Robins in the UK are associated with Christmas, and appear on lots of Christmas cards. A common explanation is that the Victorian postmen who delivered Christmas cards wore red uniforms, and were nicknamed "robin redbreasts". So people associated receiving their cards with Robins. The truth is probably much simpler, for Robins are most noticeable at Christmas. With bright red breast, which the bird puffs out to keep warm, and winter song, these birds bring colour and cheerfulness to drab surroundings. Robins are one of the few species of bird that sing in winter. It is also in the depths of winter, when insect food is scarce, that Robins seem most tame. So Robins have become as much a part of the Christmas scene as snow and holly.

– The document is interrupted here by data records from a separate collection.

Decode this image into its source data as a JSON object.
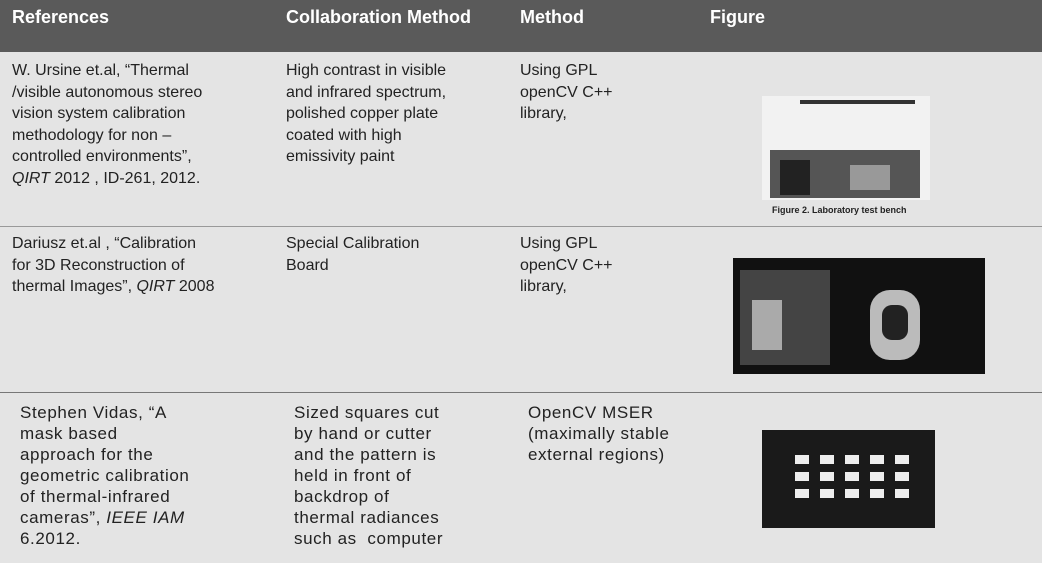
{
  "table": {
    "header": [
      "References",
      "Collaboration Method",
      "Method",
      "Figure"
    ],
    "rows": [
      {
        "reference": [
          "W. Ursine et.al, “Thermal",
          "/visible autonomous stereo",
          "vision system calibration",
          "methodology for non –",
          "controlled environments”,",
          [
            {
              "text": "QIRT",
              "italic": true
            },
            {
              "text": " 2012 , ID-261, 2012."
            }
          ]
        ],
        "collaboration": [
          "High contrast in visible",
          "and infrared spectrum,",
          "polished copper plate",
          "coated with high",
          "emissivity paint"
        ],
        "method": [
          "Using GPL",
          "openCV C++",
          "library,"
        ],
        "figure_caption": "Figure 2. Laboratory test bench"
      },
      {
        "reference": [
          "Dariusz et.al , “Calibration",
          "for 3D Reconstruction of",
          [
            {
              "text": "thermal Images”, "
            },
            {
              "text": "QIRT",
              "italic": true
            },
            {
              "text": " 2008"
            }
          ]
        ],
        "collaboration": [
          "Special Calibration",
          "Board"
        ],
        "method": [
          "Using GPL",
          "openCV C++",
          "library,"
        ]
      },
      {
        "reference": [
          "Stephen Vidas, “A",
          "mask based",
          "approach for the",
          "geometric calibration",
          "of thermal-infrared",
          [
            {
              "text": "cameras”, "
            },
            {
              "text": "IEEE IAM",
              "italic": true
            }
          ],
          "6.2012."
        ],
        "collaboration": [
          "Sized squares cut",
          "by hand or cutter",
          "and the pattern is",
          "held in front of",
          "backdrop of",
          "thermal radiances",
          "such as  computer"
        ],
        "method": [
          "OpenCV MSER",
          "(maximally stable",
          "external regions)"
        ]
      }
    ]
  }
}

A rich folklore surrounds the robin, which has always been seen as a friend to people, and an emblem of charity and piety. So William Shakespeare described the "ruddock with charitable bill" while William Wordsworth asked,
"Art thou the bird whom Man loves best
The pious bird with the scarlet breast
Our little English Robin?"
Pious is poetical license. Robins are aggressive and have been known to defend their food territories to the death. Robins sing throughout the year because each bird, male or female, will occupy its own territory during the winter. In order to defend their winter food territories, the females have to sing and display just like males do. Then in spring the females have to persuade the males to stop fighting them and start co-operating with them in the raising of a family. To do this, when they encroach into the
males’ territory they behave like young birds begging for food, thus stimulating the males to feed them rather than fight them.
The sexes are very similar, if not identical. Some texts suggest that the brown forehead is "V" shaped in females, and "U" shaped in males, though even this is not always apparent.
The juvenile Robin has speckled buff-brown upper parts and underparts. They have no red feathers so that adult birds do not attack them in territorial disputes. The speckled feathers are lost in a partial moult when the bird is about two to three months old.
In winter, resident birds in the UK are joined by some immigrants from Scandinavia and continental Europe. A small percentage of British females winter abroad. Large numbers of birds from northern Europe pass through Britain in the autumn before continuing to Iberia and North Africa to winter.